The passwords I choose match the policy requirements while following common human patterns — Season+Year+Symbol, Company+Number — because those are the patterns that real users actually set. A successful spray often provides the initial authenticated foothold that enables every subsequent technique.
The operational discipline is what separates a productive spray from a mass lockout incident: policy knowledge, spray timing, and target selection all matter.
Password spraying is a technique where an attacker tries a small number of commonly used passwords — like 'Summer2024!' — against every employee account in your organization, staying just under the threshold that would trigger account lockouts.
The risk is that in any organization with hundreds or thousands of accounts, some will have predictable passwords that match common patterns, and it only takes one successful login to give the attacker an employee-level foothold. From that foothold, they can access internal systems and escalate further. The most effective defenses are longer minimum password requirements (which eliminate common patterns), multi-factor authentication (which blocks password-only access), and monitoring that detects the distributed pattern of many accounts failing authentication in a narrow window.

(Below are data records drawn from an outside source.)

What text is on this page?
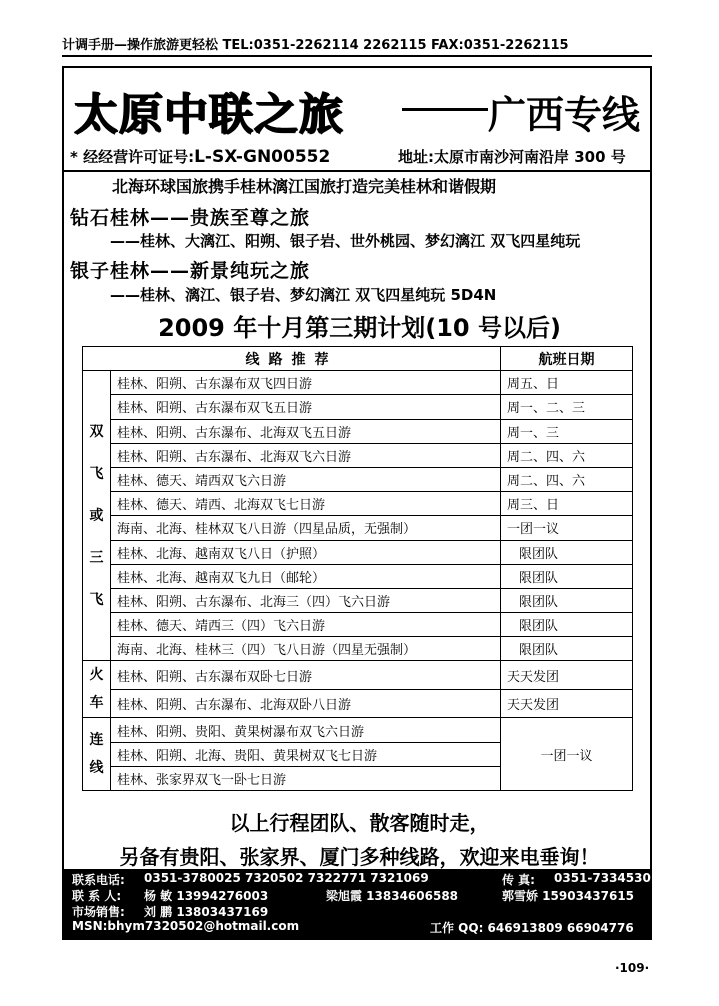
计调手册—操作旅游更轻松 TEL:0351-2262114 2262115 FAX:0351-2262115
太原中联之旅	广西专线
* 经经营许可证号:L-SX-GN00552	地址:太原市南沙河南沿岸 300 号
北海环球国旅携手桂林漓江国旅打造完美桂林和谐假期
钻石桂林——贵族至尊之旅
——桂林、大漓江、阳朔、银子岩、世外桃园、梦幻漓江 双飞四星纯玩
银子桂林——新景纯玩之旅
——桂林、漓江、银子岩、梦幻漓江 双飞四星纯玩 5D4N
2009 年十月第三期计划(10 号以后)
线路推荐		航班日期
双
飞
或
三
飞	桂林、阳朔、古东瀑布双飞四日游	周五、日
	桂林、阳朔、古东瀑布双飞五日游	周一、二、三
	桂林、阳朔、古东瀑布、北海双飞五日游	周一、三
	桂林、阳朔、古东瀑布、北海双飞六日游	周二、四、六
	桂林、德天、靖西双飞六日游	周二、四、六
	桂林、德天、靖西、北海双飞七日游	周三、日
	海南、北海、桂林双飞八日游（四星品质，无强制）	一团一议
	桂林、北海、越南双飞八日（护照）	限团队
	桂林、北海、越南双飞九日（邮轮）	限团队
	桂林、阳朔、古东瀑布、北海三（四）飞六日游	限团队
	桂林、德天、靖西三（四）飞六日游	限团队
	海南、北海、桂林三（四）飞八日游（四星无强制）	限团队
火
车	桂林、阳朔、古东瀑布双卧七日游	天天发团
	桂林、阳朔、古东瀑布、北海双卧八日游	天天发团
连
线	桂林、阳朔、贵阳、黄果树瀑布双飞六日游	一团一议
	桂林、阳朔、北海、贵阳、黄果树双飞七日游	
	桂林、张家界双飞一卧七日游	
以上行程团队、散客随时走，
另备有贵阳、张家界、厦门多种线路，欢迎来电垂询！
联系电话: 0351-3780025 7320502 7322771 7321069	传 真: 0351-7334530
联 系 人: 杨 敏 13994276003	梁旭霞 13834606588	郭雪娇 15903437615
市场销售: 刘 鹏 13803437169
MSN:bhym7320502@hotmail.com	工作 QQ: 646913809 66904776
·109·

Finding: Successful Password Spray Against Domain User Accounts. During the assessment, the operator enumerated the domain password policy (minimum length: 8 characters, complexity enabled, lockout threshold: 5, reset counter: 30 minutes) and performed a controlled password spray using three commonly patterned passwords against 1,247 enabled user accounts. The spray recovered valid credentials for four accounts, including one service account (svc_reports) with local administrator access on two application servers. The spray was conducted within the lockout policy constraints with zero account lockouts.
Severity: High.
Recommendation: Increase minimum password length to 14 characters. Deploy MFA on all authentication endpoints. Implement spray-aware monitoring that detects distributed authentication failures across many accounts.